Stupid really, but then no one said the ego was clever.

The Problem with Solipsism

It is possible to translate life into a question of solipsism; that is, we can interpret all the day-to-day events of living in such a way that they pose the question,

"is there an external world to my sensations?"

We can push and pull life into making this seem a valid question. But to do so is really a misuse of our powers of interpretation. It is in fact not a valid question. We misunderstand the source data when we try to frame it into a question like this. Just like asking "what is a question?" and expecting there to be a sensible answer is a misuse of language, even though it may seem valid and logical when posed. Life, like a question, is a doing. To look for set meaning, facts, an underlying structure, is not a valid endeavour. To understand the living of life as phenomena, as a surface appearance to which there either is or is not a "real" causal substrate is to misinterpret the action of living life and being conscious.

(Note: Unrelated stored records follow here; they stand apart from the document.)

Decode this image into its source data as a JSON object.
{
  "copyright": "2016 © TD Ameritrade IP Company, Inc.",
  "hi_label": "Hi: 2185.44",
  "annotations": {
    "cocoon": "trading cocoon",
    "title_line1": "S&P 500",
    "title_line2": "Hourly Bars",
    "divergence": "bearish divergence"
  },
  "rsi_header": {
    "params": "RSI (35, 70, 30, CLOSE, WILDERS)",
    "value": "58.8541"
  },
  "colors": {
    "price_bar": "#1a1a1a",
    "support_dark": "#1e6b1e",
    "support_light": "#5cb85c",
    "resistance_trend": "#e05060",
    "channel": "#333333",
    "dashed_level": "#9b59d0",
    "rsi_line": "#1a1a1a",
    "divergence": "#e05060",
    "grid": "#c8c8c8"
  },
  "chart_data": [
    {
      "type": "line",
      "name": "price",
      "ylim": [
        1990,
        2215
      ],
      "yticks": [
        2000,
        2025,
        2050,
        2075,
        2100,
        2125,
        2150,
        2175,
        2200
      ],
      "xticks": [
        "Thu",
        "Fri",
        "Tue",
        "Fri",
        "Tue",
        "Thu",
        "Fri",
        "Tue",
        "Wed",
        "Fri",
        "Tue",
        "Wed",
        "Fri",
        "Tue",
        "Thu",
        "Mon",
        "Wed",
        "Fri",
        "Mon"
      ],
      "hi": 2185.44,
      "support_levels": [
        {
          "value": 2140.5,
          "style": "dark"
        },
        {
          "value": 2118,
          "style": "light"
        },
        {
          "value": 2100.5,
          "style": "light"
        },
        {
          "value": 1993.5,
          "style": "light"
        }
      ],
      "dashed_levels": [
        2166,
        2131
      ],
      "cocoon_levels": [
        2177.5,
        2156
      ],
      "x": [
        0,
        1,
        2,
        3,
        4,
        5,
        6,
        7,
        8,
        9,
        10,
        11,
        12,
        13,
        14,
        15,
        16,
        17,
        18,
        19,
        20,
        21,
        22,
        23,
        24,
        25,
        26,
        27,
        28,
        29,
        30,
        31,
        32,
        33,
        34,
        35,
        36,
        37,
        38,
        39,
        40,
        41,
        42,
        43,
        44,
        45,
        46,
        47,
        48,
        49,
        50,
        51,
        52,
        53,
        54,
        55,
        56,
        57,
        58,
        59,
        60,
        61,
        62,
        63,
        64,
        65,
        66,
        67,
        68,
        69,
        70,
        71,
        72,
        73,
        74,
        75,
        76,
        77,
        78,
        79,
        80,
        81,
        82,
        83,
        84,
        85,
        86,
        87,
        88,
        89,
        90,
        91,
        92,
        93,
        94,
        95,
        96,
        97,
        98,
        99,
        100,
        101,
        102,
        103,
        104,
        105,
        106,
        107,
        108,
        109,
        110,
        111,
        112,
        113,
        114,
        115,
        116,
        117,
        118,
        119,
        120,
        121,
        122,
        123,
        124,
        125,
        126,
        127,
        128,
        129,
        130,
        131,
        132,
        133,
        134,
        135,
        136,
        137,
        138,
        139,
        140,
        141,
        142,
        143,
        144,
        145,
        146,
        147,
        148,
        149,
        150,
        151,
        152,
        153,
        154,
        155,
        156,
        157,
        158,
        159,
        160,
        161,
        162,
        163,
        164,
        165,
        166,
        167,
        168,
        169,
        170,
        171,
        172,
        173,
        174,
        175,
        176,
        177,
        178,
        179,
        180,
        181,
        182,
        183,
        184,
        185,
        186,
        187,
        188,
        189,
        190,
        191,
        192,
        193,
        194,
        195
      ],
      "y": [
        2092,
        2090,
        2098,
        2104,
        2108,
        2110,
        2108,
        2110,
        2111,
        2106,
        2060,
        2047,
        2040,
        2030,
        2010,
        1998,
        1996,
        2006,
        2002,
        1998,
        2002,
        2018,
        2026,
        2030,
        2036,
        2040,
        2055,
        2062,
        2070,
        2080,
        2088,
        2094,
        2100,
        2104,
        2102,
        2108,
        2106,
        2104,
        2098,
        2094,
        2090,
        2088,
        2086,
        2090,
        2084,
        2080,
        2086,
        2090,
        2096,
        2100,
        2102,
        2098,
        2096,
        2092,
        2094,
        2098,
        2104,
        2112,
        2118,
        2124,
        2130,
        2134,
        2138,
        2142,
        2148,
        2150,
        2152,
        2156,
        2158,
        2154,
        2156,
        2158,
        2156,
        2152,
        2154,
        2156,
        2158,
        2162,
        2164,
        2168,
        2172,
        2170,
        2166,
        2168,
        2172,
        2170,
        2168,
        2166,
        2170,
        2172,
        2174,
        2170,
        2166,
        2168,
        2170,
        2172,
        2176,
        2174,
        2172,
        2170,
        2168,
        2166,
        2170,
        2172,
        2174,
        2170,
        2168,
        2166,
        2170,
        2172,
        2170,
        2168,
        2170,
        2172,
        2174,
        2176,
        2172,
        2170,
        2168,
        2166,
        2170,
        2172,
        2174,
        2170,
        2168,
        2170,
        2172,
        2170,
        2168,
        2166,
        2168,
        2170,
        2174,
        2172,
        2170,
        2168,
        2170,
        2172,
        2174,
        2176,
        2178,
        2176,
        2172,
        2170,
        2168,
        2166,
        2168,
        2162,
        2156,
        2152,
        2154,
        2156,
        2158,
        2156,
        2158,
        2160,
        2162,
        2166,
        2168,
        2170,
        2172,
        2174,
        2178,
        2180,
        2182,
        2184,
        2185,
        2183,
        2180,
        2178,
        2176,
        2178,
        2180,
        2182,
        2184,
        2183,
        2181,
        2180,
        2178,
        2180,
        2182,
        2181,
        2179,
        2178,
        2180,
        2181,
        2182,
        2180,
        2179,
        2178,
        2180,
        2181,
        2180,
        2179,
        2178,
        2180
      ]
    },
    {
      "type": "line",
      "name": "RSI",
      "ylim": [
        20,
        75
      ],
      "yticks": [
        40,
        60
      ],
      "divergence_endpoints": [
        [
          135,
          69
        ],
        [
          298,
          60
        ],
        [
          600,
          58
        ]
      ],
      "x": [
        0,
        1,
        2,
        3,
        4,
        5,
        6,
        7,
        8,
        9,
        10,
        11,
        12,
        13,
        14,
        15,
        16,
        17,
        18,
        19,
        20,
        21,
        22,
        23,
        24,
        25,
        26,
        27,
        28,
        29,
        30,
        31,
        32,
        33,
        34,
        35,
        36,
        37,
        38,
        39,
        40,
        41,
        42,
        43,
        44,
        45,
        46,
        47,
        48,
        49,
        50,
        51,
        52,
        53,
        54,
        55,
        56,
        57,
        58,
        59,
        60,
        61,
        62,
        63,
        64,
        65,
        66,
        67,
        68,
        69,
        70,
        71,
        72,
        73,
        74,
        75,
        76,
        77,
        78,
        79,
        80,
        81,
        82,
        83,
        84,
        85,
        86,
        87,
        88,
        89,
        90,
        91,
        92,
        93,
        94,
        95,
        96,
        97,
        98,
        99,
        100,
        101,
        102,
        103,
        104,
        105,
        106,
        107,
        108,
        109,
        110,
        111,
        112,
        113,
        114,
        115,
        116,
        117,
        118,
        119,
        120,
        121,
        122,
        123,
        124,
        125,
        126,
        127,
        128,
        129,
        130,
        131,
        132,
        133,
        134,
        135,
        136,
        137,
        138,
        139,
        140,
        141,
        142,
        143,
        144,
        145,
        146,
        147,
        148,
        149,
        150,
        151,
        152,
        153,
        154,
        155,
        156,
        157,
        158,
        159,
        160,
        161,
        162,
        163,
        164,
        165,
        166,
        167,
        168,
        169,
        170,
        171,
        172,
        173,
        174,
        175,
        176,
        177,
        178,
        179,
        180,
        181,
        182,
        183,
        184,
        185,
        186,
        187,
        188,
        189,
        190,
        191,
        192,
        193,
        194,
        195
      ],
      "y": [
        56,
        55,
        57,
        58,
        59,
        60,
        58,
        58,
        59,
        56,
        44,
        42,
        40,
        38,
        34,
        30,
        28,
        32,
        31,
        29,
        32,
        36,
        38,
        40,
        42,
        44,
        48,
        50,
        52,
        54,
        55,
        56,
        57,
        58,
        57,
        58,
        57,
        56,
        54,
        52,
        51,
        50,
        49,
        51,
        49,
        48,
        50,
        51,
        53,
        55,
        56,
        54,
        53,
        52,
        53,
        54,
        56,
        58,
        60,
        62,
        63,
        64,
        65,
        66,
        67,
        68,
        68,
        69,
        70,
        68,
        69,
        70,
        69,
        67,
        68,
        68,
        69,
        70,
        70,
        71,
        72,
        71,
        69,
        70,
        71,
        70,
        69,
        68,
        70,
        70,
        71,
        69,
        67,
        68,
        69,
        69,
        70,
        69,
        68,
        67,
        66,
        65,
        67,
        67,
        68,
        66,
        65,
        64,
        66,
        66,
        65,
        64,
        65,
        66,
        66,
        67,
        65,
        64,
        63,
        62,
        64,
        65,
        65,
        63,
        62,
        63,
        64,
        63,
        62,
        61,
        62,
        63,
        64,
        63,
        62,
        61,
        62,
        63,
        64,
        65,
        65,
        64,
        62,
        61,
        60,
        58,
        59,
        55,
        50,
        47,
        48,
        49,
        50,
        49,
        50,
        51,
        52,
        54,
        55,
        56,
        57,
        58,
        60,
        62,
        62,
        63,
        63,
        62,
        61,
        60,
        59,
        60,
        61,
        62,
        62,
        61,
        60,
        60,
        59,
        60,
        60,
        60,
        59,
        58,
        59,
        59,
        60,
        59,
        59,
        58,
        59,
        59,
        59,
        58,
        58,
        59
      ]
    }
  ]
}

It should be understood: we can interpret "I am walking" as "it feels as though I am walking", thus presenting the question of whether I am actually walking or not. But this creates a divide in the middle of life which is not present until we begin, after the facts, analysing and misinterpretting, and thereby drag life away from the normal patterns of thought. The differentiation of sensation and actuality is one not based in life, but in human analytical thought. Life is an activity. The problem occurs when we start analysing the activity and attempt to define it with too strict certitude according to granular criteria; then we are mistaken from the outset in imposing the forms of abstract human reason onto something not created according to those criteria. The truth of life is in the doing and partaking of its functionality.